The Omicron variant has shown to be significantly milder than the previous incarnations of the disease and much more contagious. It might not be causing as many deaths as the Delta variant, but it's still straining the capacity of hospitals and other public services on Seattle streets and around the country.
Omicron's Effect on First Responder Staffing
According to Seattle Officer Mike Solan, president of the Seattle Police Officers Guild, some 300 officers out of its usual 1,350 were currently out of commission due to Omicron as of December 24th, 2021.
“It's difficult for our community because they're waiting for that call for help,” he said. “And then we're at risk because we don't have the proper safe numbers to have a safe working environment when we answer that call for help.”
What if I'm in a Car Accident and Police Can't Respond?
The odds of this happening are very good, given the first responder shortages we've discussed. If you are involved in an accident, follow these crucial steps.
First, if anyone is injured, or if the vehicular damage is significant, call 911 immediately and wait for help to arrive.
If the collision was minor, resulting in no injuries, you can report the collision online. In either case, there are a few things to take care of before you leave the scene:
- Exchange insurance information with the other parties involved. Do not engage with them or get into an altercation. If any other drivers or passengers behave in a threatening or violent manner, or if you fear for your safety, return to your vehicle and stay there until emergency responders arrive. Importantly, make sure to write down the other drivers' license plate numbers.
- Document the accident scene by taking photos and videos of the scene.
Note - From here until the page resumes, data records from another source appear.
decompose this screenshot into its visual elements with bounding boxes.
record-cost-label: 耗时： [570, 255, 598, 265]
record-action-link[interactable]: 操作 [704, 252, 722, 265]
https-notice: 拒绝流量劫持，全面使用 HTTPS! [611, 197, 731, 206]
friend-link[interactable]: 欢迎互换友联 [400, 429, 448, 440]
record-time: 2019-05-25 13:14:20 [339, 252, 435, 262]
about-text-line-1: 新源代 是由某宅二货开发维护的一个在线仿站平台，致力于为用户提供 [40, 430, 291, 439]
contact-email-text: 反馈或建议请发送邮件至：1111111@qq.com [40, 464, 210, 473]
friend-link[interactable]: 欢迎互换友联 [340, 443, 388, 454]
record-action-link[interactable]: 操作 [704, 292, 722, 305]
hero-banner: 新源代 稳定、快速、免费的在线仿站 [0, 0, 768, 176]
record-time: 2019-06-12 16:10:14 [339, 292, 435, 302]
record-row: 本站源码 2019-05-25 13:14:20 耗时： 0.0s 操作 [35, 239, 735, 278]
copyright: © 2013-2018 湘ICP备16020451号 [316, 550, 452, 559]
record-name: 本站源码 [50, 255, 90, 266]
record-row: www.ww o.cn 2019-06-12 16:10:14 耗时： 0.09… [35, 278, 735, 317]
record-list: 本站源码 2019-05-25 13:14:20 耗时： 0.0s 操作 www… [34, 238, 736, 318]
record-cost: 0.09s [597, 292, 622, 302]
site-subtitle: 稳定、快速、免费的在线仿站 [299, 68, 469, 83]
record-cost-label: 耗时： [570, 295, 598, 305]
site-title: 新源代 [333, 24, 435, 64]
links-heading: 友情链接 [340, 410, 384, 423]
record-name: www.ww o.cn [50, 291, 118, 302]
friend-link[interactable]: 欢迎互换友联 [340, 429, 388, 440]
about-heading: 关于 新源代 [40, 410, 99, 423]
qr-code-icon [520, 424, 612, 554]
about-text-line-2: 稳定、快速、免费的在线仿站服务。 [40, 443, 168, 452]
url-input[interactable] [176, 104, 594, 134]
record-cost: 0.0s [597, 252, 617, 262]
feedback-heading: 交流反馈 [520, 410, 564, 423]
Be sure to capture damage to the vehicles, any road or weather conditions that might have played a role in the accident, and other important factors—think broken guardrails, downed stoplights, and obscured road signs.
- Talk to eyewitnesses. Get their contact information so that police can interview them in the event of a dispute.
- It can be difficult to think clearly when your adrenaline is pumping, but keeping a cool head and gathering all the available evidence may prove valuable. Later on, this could dramatically impact your chances of receiving compensation from an at-fault driver.